- Born: Fanny Eliza Godfrey circa 1859
- Died: 13 June 1955 (aged 95–96)
- Resting place: Hurdon Cemetery, New Plymouth, New Zealand
- Spouse: Francis Hamar Arden
- Children: Henry Neville, Phyllis Godfrey, Frances Jean

= Fanny Arden =

New Zealand artist

Fanny Eliza Arden (c. 1859 – 13 June 1955) was a New Zealand artist.

== Biography ==
Fanny Eliza Arden was born circa 1859 to Henry Godfrey of Woodbourne, who died when she was a teenager. She became the second wife of New Zealand artist, Francis Hamar Arden on 7 September 1887. Together they had three children: Captain Henry Neville (5 January 1889 – 4 October 1917), Phyllis Godfrey (1892) and Frances Jean (1895). Her husband died by 19 December 1899. Her eldest child was killed in action at the Battle of Broodseinde during the First World War.

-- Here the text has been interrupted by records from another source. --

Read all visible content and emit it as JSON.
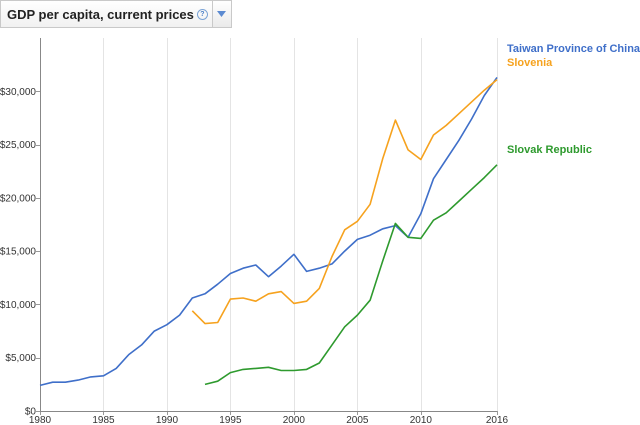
{
  "header": {
    "indicator_label": "GDP per capita, current prices",
    "help_glyph": "?",
    "help_icon": "help-circle-icon",
    "dropdown_icon": "chevron-down-icon"
  },
  "chart_data": {
    "type": "line",
    "title": "",
    "xlabel": "",
    "ylabel": "",
    "xlim": [
      1980,
      2016
    ],
    "ylim": [
      0,
      35000
    ],
    "x_ticks": [
      1980,
      1985,
      1990,
      1995,
      2000,
      2005,
      2010,
      2016
    ],
    "x_tick_labels": [
      "1980",
      "1985",
      "1990",
      "1995",
      "2000",
      "2005",
      "2010",
      "2016"
    ],
    "y_ticks": [
      0,
      5000,
      10000,
      15000,
      20000,
      25000,
      30000
    ],
    "y_tick_labels": [
      "$0",
      "$5,000",
      "$10,000",
      "$15,000",
      "$20,000",
      "$25,000",
      "$30,000"
    ],
    "grid": "vertical",
    "legend": "inline-right",
    "series": [
      {
        "name": "Taiwan Province of China",
        "color": "#3f6fc9",
        "x": [
          1980,
          1981,
          1982,
          1983,
          1984,
          1985,
          1986,
          1987,
          1988,
          1989,
          1990,
          1991,
          1992,
          1993,
          1994,
          1995,
          1996,
          1997,
          1998,
          1999,
          2000,
          2001,
          2002,
          2003,
          2004,
          2005,
          2006,
          2007,
          2008,
          2009,
          2010,
          2011,
          2012,
          2013,
          2014,
          2015,
          2016
        ],
        "y": [
          2400,
          2700,
          2700,
          2900,
          3200,
          3300,
          4000,
          5300,
          6200,
          7500,
          8100,
          9000,
          10600,
          11000,
          11900,
          12900,
          13400,
          13700,
          12600,
          13600,
          14700,
          13100,
          13400,
          13800,
          15000,
          16100,
          16500,
          17100,
          17400,
          16300,
          18500,
          21800,
          23600,
          25400,
          27400,
          29600,
          31300
        ]
      },
      {
        "name": "Slovenia",
        "color": "#f6a21e",
        "x": [
          1992,
          1993,
          1994,
          1995,
          1996,
          1997,
          1998,
          1999,
          2000,
          2001,
          2002,
          2003,
          2004,
          2005,
          2006,
          2007,
          2008,
          2009,
          2010,
          2011,
          2012,
          2013,
          2014,
          2015,
          2016
        ],
        "y": [
          9400,
          8200,
          8300,
          10500,
          10600,
          10300,
          11000,
          11200,
          10100,
          10300,
          11500,
          14500,
          17000,
          17800,
          19400,
          23700,
          27300,
          24500,
          23600,
          25900,
          26800,
          27900,
          29000,
          30100,
          31100
        ]
      },
      {
        "name": "Slovak Republic",
        "color": "#2e9a2e",
        "x": [
          1993,
          1994,
          1995,
          1996,
          1997,
          1998,
          1999,
          2000,
          2001,
          2002,
          2003,
          2004,
          2005,
          2006,
          2007,
          2008,
          2009,
          2010,
          2011,
          2012,
          2013,
          2014,
          2015,
          2016
        ],
        "y": [
          2500,
          2800,
          3600,
          3900,
          4000,
          4100,
          3800,
          3800,
          3900,
          4500,
          6200,
          7900,
          9000,
          10400,
          14100,
          17600,
          16300,
          16200,
          17900,
          18600,
          19700,
          20800,
          21900,
          23100
        ]
      }
    ]
  }
}
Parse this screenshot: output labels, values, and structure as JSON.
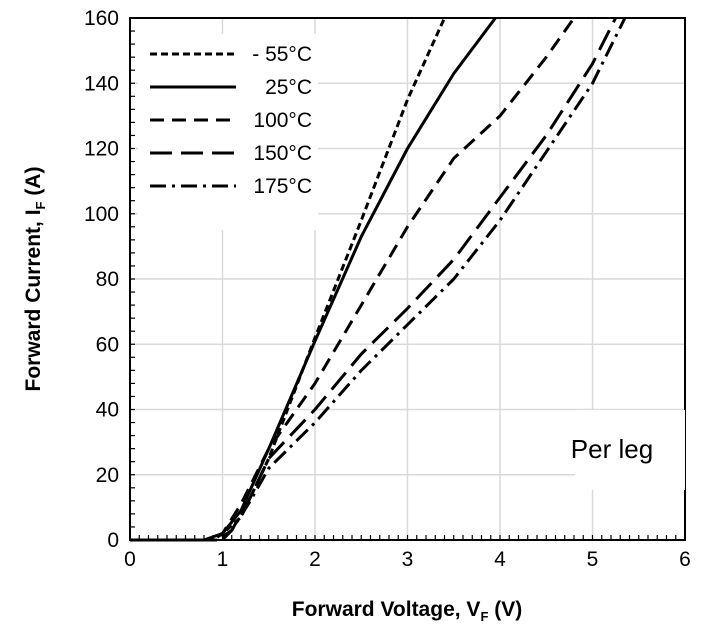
{
  "chart_data": {
    "type": "line",
    "xlabel_main": "Forward Voltage, V",
    "xlabel_sub": "F",
    "xlabel_unit": " (V)",
    "ylabel_main": "Forward Current, I",
    "ylabel_sub": "F",
    "ylabel_unit": " (A)",
    "xlim": [
      0,
      6
    ],
    "ylim": [
      0,
      160
    ],
    "xticks": [
      "0",
      "1",
      "2",
      "3",
      "4",
      "5",
      "6"
    ],
    "yticks": [
      "0",
      "20",
      "40",
      "60",
      "80",
      "100",
      "120",
      "140",
      "160"
    ],
    "grid": true,
    "legend_position": "top-left",
    "annotation": "Per leg",
    "series": [
      {
        "name": "- 55°C",
        "dash": "short-dash",
        "points": [
          [
            0,
            0
          ],
          [
            0.85,
            0
          ],
          [
            1.0,
            2
          ],
          [
            1.2,
            7
          ],
          [
            1.5,
            25
          ],
          [
            2.0,
            62
          ],
          [
            2.5,
            98
          ],
          [
            3.0,
            135
          ],
          [
            3.4,
            160
          ]
        ]
      },
      {
        "name": "25°C",
        "dash": "solid",
        "points": [
          [
            0,
            0
          ],
          [
            0.8,
            0
          ],
          [
            1.0,
            2
          ],
          [
            1.2,
            9
          ],
          [
            1.5,
            28
          ],
          [
            2.0,
            61
          ],
          [
            2.5,
            93
          ],
          [
            3.0,
            120
          ],
          [
            3.5,
            143
          ],
          [
            3.95,
            160
          ]
        ]
      },
      {
        "name": "100°C",
        "dash": "medium-dash",
        "points": [
          [
            0,
            0
          ],
          [
            0.9,
            0
          ],
          [
            1.0,
            2
          ],
          [
            1.2,
            11
          ],
          [
            1.5,
            28
          ],
          [
            2.0,
            48
          ],
          [
            2.5,
            72
          ],
          [
            3.0,
            96
          ],
          [
            3.5,
            117
          ],
          [
            4.0,
            130
          ],
          [
            4.5,
            148
          ],
          [
            4.8,
            160
          ]
        ]
      },
      {
        "name": "150°C",
        "dash": "long-dash",
        "points": [
          [
            0,
            0
          ],
          [
            0.95,
            0
          ],
          [
            1.1,
            3
          ],
          [
            1.3,
            13
          ],
          [
            1.5,
            25
          ],
          [
            2.0,
            40
          ],
          [
            2.5,
            57
          ],
          [
            3.0,
            71
          ],
          [
            3.5,
            86
          ],
          [
            4.0,
            105
          ],
          [
            4.5,
            124
          ],
          [
            5.0,
            146
          ],
          [
            5.25,
            160
          ]
        ]
      },
      {
        "name": "175°C",
        "dash": "dash-dot",
        "points": [
          [
            0,
            0
          ],
          [
            1.0,
            0
          ],
          [
            1.1,
            3
          ],
          [
            1.3,
            12
          ],
          [
            1.5,
            22
          ],
          [
            2.0,
            36
          ],
          [
            2.5,
            52
          ],
          [
            3.0,
            66
          ],
          [
            3.5,
            80
          ],
          [
            4.0,
            98
          ],
          [
            4.5,
            119
          ],
          [
            5.0,
            140
          ],
          [
            5.35,
            160
          ]
        ]
      }
    ]
  }
}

She was taught to paint by her husband, and many of her paintings were donated to the Govett-Brewster Art Gallery. Several of her paintings now are in Puke Ariki and the Auckland Art Gallery. In January 2020, her watercolour, Mt Egmont, sold for NZ$425 at Dunbar Sloane Wellington.

Arden died on 13 June 1955. She was buried at Hurdon Cemetery in New Plymouth.